Monday, August 26, 2013

108. The self as work in progress

Heidegger is said to have abolished the spectator theory of the subject, the self as autonomous, disconnected and looking at the world from outside. Instead, the self is involved in the world, and is constituted by actions in that world. Thought and action interact. I discussed this before in this blog, in item 40, on being in the world.

The rejection of spectator theory arises also in pragmatist philosophy, as in the work of George Herbert Mead, with the idea of the self as constituted by interaction with others in the world.

This is part of a wider shift of thought from a static view of the self, with a given mind and body, a given identity or authentic self, to a dynamic view of the self as work in progress. This is found also in the thought of Nietzsche and of Kierkegaard.

Kierkegaard described the self as ‘a relation that is itself related to itself’. I understand this in terms of the idea of embodied cognition that I discussed in the items on cognition (23-29). The brain constructs representations of the body, which yield a feeling of coherence of the self, and representations of the world, and higher level representations of representations, on different levels of cognition.  On some level, representations of representations may constitute self-consciousness.

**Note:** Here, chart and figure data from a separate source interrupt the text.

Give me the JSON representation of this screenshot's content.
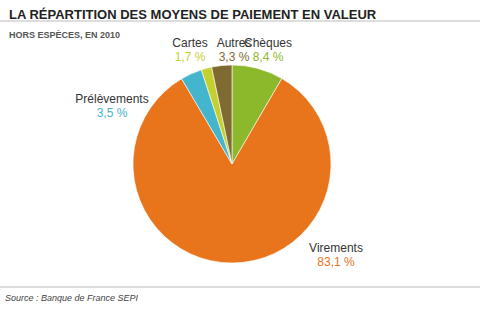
{
  "chart_data": {
    "type": "pie",
    "title": "LA RÉPARTITION DES MOYENS DE PAIEMENT EN VALEUR",
    "subtitle": "HORS ESPÈCES, EN 2010",
    "source": "Source : Banque de France SEPI",
    "categories": [
      "Chèques",
      "Virements",
      "Prélèvements",
      "Cartes",
      "Autres"
    ],
    "values": [
      8.4,
      83.1,
      3.5,
      1.7,
      3.3
    ],
    "value_labels": [
      "8,4 %",
      "83,1 %",
      "3,5 %",
      "1,7 %",
      "3,3 %"
    ],
    "colors": [
      "#8cb82b",
      "#e8741c",
      "#43b5cc",
      "#c3d02e",
      "#7f6b32"
    ],
    "data_labels": true
  }
}
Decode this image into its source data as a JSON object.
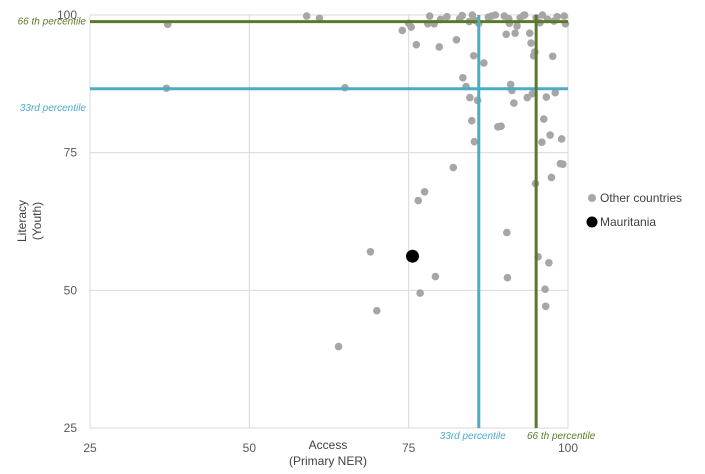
{
  "chart_data": {
    "type": "scatter",
    "xlabel_line1": "Access",
    "xlabel_line2": "(Primary NER)",
    "ylabel_line1": "Literacy",
    "ylabel_line2": "(Youth)",
    "xlim": [
      25,
      100
    ],
    "ylim": [
      25,
      100
    ],
    "x_ticks": [
      25,
      50,
      75,
      100
    ],
    "y_ticks": [
      25,
      50,
      75,
      100
    ],
    "grid": true,
    "legend_position": "right",
    "colors": {
      "others": "#a6a6a6",
      "highlight": "#000000",
      "p33": "#4bacc6",
      "p66": "#5a7a2a",
      "grid": "#d9d9d9"
    },
    "reference_lines": [
      {
        "axis": "y",
        "value": 86.6,
        "label": "33rd percentile",
        "color": "#4bacc6"
      },
      {
        "axis": "y",
        "value": 98.8,
        "label": "66 th percentile",
        "color": "#5a7a2a"
      },
      {
        "axis": "x",
        "value": 86.0,
        "label": "33rd percentile",
        "color": "#4bacc6"
      },
      {
        "axis": "x",
        "value": 95.0,
        "label": "66 th percentile",
        "color": "#5a7a2a"
      }
    ],
    "series": [
      {
        "name": "Other countries",
        "color": "#a6a6a6",
        "points": [
          [
            37.2,
            98.3
          ],
          [
            37.0,
            86.7
          ],
          [
            59.0,
            99.8
          ],
          [
            61.0,
            99.4
          ],
          [
            65.0,
            86.8
          ],
          [
            64.0,
            39.8
          ],
          [
            69.0,
            57.0
          ],
          [
            70.0,
            46.3
          ],
          [
            74.0,
            97.2
          ],
          [
            75.0,
            98.5
          ],
          [
            75.4,
            97.8
          ],
          [
            76.2,
            94.6
          ],
          [
            76.5,
            66.3
          ],
          [
            76.8,
            49.5
          ],
          [
            77.5,
            67.9
          ],
          [
            78.0,
            98.4
          ],
          [
            78.3,
            99.8
          ],
          [
            79.0,
            98.4
          ],
          [
            79.2,
            52.5
          ],
          [
            79.8,
            94.2
          ],
          [
            80.0,
            99.2
          ],
          [
            81.0,
            99.7
          ],
          [
            82.0,
            72.3
          ],
          [
            82.5,
            95.5
          ],
          [
            83.0,
            99.3
          ],
          [
            83.4,
            99.9
          ],
          [
            83.5,
            88.6
          ],
          [
            84.0,
            87.0
          ],
          [
            84.5,
            98.8
          ],
          [
            84.6,
            85.0
          ],
          [
            84.9,
            80.8
          ],
          [
            85.0,
            100.0
          ],
          [
            85.2,
            92.6
          ],
          [
            85.3,
            77.0
          ],
          [
            85.5,
            99.0
          ],
          [
            85.8,
            84.5
          ],
          [
            86.0,
            98.5
          ],
          [
            86.8,
            91.3
          ],
          [
            87.5,
            99.6
          ],
          [
            88.0,
            99.8
          ],
          [
            88.6,
            100.0
          ],
          [
            89.0,
            79.7
          ],
          [
            89.5,
            79.8
          ],
          [
            90.0,
            99.8
          ],
          [
            90.3,
            96.5
          ],
          [
            90.4,
            60.5
          ],
          [
            90.5,
            52.3
          ],
          [
            90.7,
            99.3
          ],
          [
            90.8,
            98.5
          ],
          [
            91.0,
            87.4
          ],
          [
            91.2,
            86.3
          ],
          [
            91.5,
            84.0
          ],
          [
            91.7,
            96.7
          ],
          [
            92.0,
            98.0
          ],
          [
            92.5,
            99.5
          ],
          [
            93.0,
            99.9
          ],
          [
            93.2,
            100.0
          ],
          [
            93.6,
            85.0
          ],
          [
            94.0,
            96.7
          ],
          [
            94.2,
            94.9
          ],
          [
            94.4,
            85.7
          ],
          [
            94.6,
            92.6
          ],
          [
            94.8,
            93.3
          ],
          [
            94.9,
            69.4
          ],
          [
            95.0,
            99.5
          ],
          [
            95.3,
            56.1
          ],
          [
            95.6,
            98.6
          ],
          [
            95.9,
            76.9
          ],
          [
            96.0,
            100.0
          ],
          [
            96.2,
            81.1
          ],
          [
            96.4,
            50.2
          ],
          [
            96.5,
            47.1
          ],
          [
            96.6,
            85.1
          ],
          [
            96.8,
            99.2
          ],
          [
            97.0,
            55.0
          ],
          [
            97.2,
            78.2
          ],
          [
            97.4,
            70.5
          ],
          [
            97.6,
            92.5
          ],
          [
            97.8,
            98.9
          ],
          [
            98.0,
            85.9
          ],
          [
            98.3,
            99.7
          ],
          [
            98.8,
            73.0
          ],
          [
            99.0,
            77.5
          ],
          [
            99.2,
            72.9
          ],
          [
            99.4,
            99.8
          ],
          [
            99.6,
            98.4
          ]
        ]
      },
      {
        "name": "Mauritania",
        "color": "#000000",
        "points": [
          [
            75.6,
            56.2
          ]
        ]
      }
    ]
  }
}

The idea of the self as work in progress, in being in the world, in existence, forms the crux of existentialism, of which Nietzsche, Kierkegaard and Heidegger are seen as the fathers.

As I discussed in a preceding item on Wittgenstein (item 105), meanings of words get established in their use in practice, yielding language games with their rules of legitimate usage.

The idea was carried further by Michel Foucault, who analysed how legitimate meanings and conversations get established in practices that reflect the interests and positions of persons or institutions in control. See his studies of prisons, health care and education.

This leads to a view of the human being as caught in the power of institutionalized discourse that eliminates freedom, in a suppression to which those subjected themselves contribute, in their tacit acceptance or inevitable entanglement in the language games to which they are brought up to submit. This suppressive power is all the more sinister for its being hidden in what is taken for granted, in the tacit rules of the language game, to the point that what is in fact submission is seen not only as well intended but as beneficial.

As I discussed in item 50, towards the end of his life Foucault tried to find a way for the individual to break out by ‘turning its life into a work of art’. That is what rebelling intellectuals and artists do, and entrepreneurs (as I indicated in item 41). They try to create a new game but thereby break the rules of established games and suffer for it.

In item 107 I proposed that hope turns into despair, and loss of trust, when one gets trapped in conditions one can neither choose nor influence, in established systems and corresponding language games. Kierkegaard proposed that we can only escape from despair by surrendering to God. Rebellious intellectuals, artists and entrepreneurs find other ways to create new hope.